A novel hierarchical corolla-like MnO₂-decorated porous magnetic biochar composite (c-PMB/MnO₂) was synthesized and used for the removal of As(V) and Cr(VI) from aqueous solutions. The experimental results indicated that the adsorption affinity order of c-PMB/MnO₂ in the single-component system was As(V) (0.414 mmol/g) < Cr(VI) (0.421 mmol/g), whereas it was reversed in the binary-component system as As(V) (0.446 mmol/g) ≫ Cr(VI) (0.185 mmol/g), which were more pronounced in sequential adsorption systems. XPS results revealed that all components of c-PMB/MnO₂ (i.e., Fe₃O₄, MnO₂, and biochar) contributed to As(V) and Cr(VI) adsorption, while the selective reduction of adsorbed Cr(VI) to Cr(III) occurred via the redox reaction between Fe₃O₄ and Cr(VI).
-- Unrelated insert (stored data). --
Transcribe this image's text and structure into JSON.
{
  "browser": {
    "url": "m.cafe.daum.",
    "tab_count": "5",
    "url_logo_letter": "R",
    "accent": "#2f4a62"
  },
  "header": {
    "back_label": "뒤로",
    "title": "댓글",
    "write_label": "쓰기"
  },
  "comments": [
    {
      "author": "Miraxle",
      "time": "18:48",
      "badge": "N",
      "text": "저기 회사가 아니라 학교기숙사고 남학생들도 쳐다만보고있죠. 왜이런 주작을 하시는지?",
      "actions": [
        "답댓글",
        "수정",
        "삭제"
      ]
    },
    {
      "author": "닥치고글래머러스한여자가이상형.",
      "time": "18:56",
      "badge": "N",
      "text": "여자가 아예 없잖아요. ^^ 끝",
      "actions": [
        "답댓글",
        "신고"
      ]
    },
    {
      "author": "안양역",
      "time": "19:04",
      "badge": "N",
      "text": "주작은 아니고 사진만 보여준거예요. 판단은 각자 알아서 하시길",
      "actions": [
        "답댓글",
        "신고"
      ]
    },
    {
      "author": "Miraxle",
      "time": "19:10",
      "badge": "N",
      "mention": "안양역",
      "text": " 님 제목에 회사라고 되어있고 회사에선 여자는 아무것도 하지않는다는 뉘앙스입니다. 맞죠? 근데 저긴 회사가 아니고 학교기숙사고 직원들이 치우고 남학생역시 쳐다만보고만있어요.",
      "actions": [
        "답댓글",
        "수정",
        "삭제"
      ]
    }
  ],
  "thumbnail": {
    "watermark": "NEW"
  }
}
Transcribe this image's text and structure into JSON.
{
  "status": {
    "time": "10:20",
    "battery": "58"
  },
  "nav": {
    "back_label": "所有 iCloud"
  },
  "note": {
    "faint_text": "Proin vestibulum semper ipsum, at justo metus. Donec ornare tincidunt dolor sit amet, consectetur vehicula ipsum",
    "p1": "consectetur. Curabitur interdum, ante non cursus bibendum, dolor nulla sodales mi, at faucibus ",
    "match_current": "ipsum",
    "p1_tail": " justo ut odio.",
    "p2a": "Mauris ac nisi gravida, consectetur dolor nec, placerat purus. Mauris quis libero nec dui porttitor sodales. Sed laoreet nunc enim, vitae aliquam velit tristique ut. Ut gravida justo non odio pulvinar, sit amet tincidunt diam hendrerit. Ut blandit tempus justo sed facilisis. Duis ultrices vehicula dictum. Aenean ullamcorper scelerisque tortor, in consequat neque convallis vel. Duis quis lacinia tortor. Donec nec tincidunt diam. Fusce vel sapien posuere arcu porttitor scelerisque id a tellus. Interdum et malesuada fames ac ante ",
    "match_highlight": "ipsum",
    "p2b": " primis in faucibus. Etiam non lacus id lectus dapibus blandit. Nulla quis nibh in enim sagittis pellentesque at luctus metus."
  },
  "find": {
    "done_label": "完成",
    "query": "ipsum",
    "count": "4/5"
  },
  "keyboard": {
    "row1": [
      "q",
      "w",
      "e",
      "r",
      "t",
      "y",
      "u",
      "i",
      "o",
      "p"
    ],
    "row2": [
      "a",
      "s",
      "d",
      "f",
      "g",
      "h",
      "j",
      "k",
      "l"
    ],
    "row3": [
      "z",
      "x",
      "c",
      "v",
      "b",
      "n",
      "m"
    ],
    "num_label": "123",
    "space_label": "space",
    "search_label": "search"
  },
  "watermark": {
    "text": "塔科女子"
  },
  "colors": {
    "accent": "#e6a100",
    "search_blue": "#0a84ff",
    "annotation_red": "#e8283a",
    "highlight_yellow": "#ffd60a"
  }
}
Density functional theory calculations further indicated that As(V) and Cr(VI) compete for the available binding sites in binary-component system, although the presence of reduced Cr(III) as a majority species serves as a strong binding site for As(V) via the formation of covalent bonding between Cr(III) and the O atom in As(V) with binding energies of − 123.1 and − 125.6 kcal/mol, thereby enhancing competitive As(V) adsorption in binary-component and sequential adsorption systems. These results may provide important information to better understand the competitive adsorption mechanisms for the simultaneous removal of As(V) and Cr(VI) in water.